Sonntag, 24. September um 17 Uhr in der Auferstehungskirche.
Männer gestalten der GOTTESDIENSTanders.

Am Wahlsonntag gestaltet der Männerkreis den Gottesdienst anders am Nachmittag in der Auferstehungskirche. Männer und Frauen sind gleichermaßen zu diesem Gottesdienst eingeladen

“Gnade – womit habe ich das verdient?” (1. Korinther 15, 10)
lautet das nicht ganz einfache Thema, dem sich die Männer stellen.
Das ist so ein Ding mit der Gnade.

Für viele von uns ist dieses Ding auch noch recht sperrig. Es geht nicht so einfach runter. Gnade! Was soll ich damit anfangen?
Bedeutet Gnade nicht, frei interpretiert, wohlwollende und unverdiente Zuwendung?
Und zeigt Gnade damit nicht eine Richtung von oben nach unten an? Gnade wird „gewährt“, und zwar vom Mächtigen gegenüber dem Ohnmächtigen, vom Richter gegenüber dem Verurteilten, vom Herrscher gegenüber dem Untertan.
Gnade kann vor Recht gesetzt werden, und der Begnadigte bekommt etwas anderes, als er eigentlich verdient hat. Gnade ist Abhängigkeit. Abhängigkeit, Schuld und Unfreiheit sind Dinge, die Männern (und vielleicht auch Frauen) nicht so gut gefallen. Wir sind nicht gerne von anderen und deren Wohlverhalten abhängig.

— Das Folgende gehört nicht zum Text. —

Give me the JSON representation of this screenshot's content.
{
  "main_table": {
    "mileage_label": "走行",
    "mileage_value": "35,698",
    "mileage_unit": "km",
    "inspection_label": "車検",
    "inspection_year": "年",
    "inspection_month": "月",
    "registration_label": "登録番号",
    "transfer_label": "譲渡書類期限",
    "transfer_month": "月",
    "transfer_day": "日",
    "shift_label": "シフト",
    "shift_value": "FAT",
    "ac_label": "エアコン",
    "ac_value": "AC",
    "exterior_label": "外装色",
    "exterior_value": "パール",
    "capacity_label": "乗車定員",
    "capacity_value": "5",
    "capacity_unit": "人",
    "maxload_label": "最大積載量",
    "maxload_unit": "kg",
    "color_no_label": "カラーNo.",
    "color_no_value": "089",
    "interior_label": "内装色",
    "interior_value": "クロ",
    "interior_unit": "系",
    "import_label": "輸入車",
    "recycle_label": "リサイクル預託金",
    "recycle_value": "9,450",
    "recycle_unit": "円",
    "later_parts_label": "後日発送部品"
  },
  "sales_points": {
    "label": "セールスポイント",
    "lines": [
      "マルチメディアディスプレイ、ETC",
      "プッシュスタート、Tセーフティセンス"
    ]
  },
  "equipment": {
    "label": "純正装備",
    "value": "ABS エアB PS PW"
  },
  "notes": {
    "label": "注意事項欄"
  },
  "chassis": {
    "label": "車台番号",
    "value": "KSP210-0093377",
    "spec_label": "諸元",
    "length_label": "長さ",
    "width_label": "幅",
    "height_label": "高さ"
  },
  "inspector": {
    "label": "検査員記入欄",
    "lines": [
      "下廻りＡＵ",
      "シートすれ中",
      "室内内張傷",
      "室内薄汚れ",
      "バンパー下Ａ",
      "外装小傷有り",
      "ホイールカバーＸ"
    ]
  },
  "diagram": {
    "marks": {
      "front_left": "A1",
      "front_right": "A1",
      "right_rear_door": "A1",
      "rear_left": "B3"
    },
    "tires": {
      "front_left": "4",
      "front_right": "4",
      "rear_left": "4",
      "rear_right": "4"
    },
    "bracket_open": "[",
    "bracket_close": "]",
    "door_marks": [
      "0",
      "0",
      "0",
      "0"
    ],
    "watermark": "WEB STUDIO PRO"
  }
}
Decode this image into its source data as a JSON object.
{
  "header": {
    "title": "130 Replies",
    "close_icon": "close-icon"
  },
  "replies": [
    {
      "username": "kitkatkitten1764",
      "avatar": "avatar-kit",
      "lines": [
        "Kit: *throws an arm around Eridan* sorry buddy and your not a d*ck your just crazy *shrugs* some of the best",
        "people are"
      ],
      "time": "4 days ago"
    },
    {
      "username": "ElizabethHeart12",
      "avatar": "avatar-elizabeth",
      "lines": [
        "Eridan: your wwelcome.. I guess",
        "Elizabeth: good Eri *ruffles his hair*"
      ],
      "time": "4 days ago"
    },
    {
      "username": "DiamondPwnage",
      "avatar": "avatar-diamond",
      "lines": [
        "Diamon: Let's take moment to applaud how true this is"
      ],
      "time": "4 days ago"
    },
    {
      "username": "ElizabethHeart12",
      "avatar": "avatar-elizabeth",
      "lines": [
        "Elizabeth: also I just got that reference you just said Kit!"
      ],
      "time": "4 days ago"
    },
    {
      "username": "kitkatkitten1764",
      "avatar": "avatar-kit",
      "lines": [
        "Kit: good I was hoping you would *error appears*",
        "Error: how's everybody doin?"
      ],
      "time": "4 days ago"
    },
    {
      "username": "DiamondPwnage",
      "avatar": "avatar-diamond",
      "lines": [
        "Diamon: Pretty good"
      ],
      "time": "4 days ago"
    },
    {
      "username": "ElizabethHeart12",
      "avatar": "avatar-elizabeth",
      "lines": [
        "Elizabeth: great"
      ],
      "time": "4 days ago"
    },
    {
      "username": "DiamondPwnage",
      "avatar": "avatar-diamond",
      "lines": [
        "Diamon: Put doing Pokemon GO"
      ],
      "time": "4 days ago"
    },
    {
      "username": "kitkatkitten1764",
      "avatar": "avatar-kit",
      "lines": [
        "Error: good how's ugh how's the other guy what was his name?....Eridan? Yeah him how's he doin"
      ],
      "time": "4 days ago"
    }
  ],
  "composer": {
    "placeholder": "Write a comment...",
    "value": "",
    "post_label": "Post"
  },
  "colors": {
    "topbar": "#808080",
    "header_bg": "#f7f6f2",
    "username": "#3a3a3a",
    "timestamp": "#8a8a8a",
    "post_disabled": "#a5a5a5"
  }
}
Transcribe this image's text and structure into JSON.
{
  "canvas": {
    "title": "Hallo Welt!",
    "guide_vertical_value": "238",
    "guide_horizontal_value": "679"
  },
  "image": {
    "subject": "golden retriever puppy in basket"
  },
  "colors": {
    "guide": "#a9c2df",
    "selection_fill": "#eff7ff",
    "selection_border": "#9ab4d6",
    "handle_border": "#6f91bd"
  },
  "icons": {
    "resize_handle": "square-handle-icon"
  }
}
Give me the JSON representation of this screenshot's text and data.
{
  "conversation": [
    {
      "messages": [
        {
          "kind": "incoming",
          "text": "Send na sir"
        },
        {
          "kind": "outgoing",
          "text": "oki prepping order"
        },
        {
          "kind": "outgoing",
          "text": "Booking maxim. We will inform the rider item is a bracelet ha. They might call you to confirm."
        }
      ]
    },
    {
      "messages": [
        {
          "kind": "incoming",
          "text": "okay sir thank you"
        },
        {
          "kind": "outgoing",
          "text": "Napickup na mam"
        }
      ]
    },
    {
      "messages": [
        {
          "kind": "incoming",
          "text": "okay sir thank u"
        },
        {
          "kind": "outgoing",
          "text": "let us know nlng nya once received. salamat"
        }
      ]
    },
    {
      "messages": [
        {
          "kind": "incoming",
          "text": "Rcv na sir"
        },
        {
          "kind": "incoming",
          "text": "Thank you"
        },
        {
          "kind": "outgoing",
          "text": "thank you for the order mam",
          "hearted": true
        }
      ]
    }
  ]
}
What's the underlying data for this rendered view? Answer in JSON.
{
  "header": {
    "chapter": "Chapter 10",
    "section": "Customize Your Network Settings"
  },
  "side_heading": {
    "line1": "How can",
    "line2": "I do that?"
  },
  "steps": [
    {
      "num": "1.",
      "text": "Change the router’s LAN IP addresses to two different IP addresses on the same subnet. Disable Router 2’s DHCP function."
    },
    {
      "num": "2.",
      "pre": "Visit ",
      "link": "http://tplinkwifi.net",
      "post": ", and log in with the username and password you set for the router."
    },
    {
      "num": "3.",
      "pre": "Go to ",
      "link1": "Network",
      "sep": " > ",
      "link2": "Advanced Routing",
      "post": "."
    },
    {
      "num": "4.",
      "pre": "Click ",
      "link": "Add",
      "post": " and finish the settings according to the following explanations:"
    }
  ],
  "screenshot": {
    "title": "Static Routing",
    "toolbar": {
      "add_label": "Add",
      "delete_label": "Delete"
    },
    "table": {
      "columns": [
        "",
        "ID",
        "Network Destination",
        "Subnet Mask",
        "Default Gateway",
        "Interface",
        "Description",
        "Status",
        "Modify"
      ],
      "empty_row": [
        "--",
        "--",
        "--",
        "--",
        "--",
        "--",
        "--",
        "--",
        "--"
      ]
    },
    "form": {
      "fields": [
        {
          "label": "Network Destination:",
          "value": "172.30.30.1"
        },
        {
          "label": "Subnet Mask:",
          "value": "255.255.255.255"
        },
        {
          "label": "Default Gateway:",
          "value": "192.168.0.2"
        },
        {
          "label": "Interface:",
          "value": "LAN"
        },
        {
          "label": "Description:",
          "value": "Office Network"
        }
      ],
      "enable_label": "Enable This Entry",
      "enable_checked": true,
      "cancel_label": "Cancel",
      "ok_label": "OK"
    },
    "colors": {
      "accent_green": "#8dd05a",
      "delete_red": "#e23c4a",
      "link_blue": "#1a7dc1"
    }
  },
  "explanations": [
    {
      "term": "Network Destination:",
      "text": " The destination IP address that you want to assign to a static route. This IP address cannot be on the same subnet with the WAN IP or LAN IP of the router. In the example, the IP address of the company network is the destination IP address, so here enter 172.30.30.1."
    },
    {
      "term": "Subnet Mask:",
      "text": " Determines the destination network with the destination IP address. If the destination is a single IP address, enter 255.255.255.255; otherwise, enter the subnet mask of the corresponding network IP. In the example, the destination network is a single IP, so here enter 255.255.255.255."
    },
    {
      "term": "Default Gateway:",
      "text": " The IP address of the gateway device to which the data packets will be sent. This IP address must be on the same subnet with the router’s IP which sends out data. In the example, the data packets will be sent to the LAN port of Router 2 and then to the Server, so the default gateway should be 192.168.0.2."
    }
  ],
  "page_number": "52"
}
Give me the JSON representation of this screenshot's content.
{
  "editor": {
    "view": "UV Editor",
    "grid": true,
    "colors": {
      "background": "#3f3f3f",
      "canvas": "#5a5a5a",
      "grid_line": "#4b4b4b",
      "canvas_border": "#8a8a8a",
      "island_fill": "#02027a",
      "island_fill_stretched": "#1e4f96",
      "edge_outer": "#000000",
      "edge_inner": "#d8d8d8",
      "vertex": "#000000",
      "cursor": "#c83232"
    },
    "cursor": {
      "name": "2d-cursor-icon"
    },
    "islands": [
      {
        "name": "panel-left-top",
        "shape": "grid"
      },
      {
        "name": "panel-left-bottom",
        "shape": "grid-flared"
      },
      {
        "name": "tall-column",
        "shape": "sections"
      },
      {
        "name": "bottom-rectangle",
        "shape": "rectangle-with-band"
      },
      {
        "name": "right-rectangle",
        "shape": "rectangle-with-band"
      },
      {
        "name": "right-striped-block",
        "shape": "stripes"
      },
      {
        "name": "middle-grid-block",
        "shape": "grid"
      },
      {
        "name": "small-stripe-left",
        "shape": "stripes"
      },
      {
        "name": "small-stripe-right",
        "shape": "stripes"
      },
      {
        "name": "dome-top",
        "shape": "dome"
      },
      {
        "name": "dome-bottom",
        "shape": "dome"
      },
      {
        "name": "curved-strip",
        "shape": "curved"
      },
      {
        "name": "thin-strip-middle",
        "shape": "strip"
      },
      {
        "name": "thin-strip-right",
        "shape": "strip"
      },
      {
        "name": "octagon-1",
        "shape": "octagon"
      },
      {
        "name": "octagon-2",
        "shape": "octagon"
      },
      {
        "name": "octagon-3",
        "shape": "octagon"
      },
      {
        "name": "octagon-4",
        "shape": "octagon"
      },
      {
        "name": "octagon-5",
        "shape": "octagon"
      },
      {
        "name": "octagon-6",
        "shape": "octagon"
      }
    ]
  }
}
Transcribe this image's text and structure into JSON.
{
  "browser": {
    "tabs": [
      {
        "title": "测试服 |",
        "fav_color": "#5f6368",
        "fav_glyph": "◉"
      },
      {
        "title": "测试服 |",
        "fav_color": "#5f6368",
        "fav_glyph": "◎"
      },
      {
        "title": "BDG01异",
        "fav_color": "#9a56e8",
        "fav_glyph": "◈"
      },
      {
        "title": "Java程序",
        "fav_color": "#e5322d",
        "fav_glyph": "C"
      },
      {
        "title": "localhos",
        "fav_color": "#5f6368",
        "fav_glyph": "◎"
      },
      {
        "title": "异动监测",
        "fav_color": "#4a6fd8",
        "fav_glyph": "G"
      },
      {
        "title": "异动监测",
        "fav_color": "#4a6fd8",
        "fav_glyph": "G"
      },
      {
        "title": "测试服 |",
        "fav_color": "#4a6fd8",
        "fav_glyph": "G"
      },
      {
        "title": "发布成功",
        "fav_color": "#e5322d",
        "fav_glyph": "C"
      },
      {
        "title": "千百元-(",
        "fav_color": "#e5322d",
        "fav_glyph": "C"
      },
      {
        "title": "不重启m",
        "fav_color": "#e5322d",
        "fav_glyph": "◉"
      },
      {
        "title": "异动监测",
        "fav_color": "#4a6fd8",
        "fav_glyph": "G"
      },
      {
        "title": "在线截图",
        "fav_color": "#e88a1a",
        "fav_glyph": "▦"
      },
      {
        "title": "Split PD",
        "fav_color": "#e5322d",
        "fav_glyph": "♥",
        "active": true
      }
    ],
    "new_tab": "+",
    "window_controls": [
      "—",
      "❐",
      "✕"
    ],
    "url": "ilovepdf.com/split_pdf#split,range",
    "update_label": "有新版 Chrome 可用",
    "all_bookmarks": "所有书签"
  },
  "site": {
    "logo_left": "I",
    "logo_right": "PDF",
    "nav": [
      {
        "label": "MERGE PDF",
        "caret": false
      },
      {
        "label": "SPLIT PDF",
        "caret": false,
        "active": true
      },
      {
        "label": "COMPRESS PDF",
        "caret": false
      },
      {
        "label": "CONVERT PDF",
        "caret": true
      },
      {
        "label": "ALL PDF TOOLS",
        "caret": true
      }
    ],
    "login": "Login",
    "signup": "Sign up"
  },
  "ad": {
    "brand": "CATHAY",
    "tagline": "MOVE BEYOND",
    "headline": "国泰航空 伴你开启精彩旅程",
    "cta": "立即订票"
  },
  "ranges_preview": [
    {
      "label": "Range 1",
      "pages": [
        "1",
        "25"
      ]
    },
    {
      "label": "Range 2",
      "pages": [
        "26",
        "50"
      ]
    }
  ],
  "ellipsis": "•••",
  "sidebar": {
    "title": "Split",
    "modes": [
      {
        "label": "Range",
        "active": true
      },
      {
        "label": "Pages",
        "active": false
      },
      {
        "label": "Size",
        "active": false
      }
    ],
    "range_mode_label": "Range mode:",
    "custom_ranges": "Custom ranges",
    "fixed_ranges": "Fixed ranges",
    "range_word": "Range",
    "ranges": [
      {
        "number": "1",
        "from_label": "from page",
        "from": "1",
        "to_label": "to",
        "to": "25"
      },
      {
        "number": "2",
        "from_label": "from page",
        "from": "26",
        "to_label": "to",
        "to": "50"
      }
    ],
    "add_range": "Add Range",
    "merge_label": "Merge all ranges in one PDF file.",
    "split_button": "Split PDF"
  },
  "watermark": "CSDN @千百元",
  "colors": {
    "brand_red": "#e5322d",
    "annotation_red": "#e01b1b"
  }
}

Es geht aber auch andersherum – Gnade entlastet. Wie das?
Gnade kann eine Last von den Schultern nehmen. Gnade kann das Weitergehen leichter machen.
Gnade kann befreien.
Damit Gnade das schafft, braucht sie unser Vertrauen.
Loslassen und nicht alles in die eigenen Hände nehmen, könnte ein gnadenreicher, weil entlastender und befreiender erster Schritt sein. Es ist nicht immer leicht, diesen Schritt zu machen.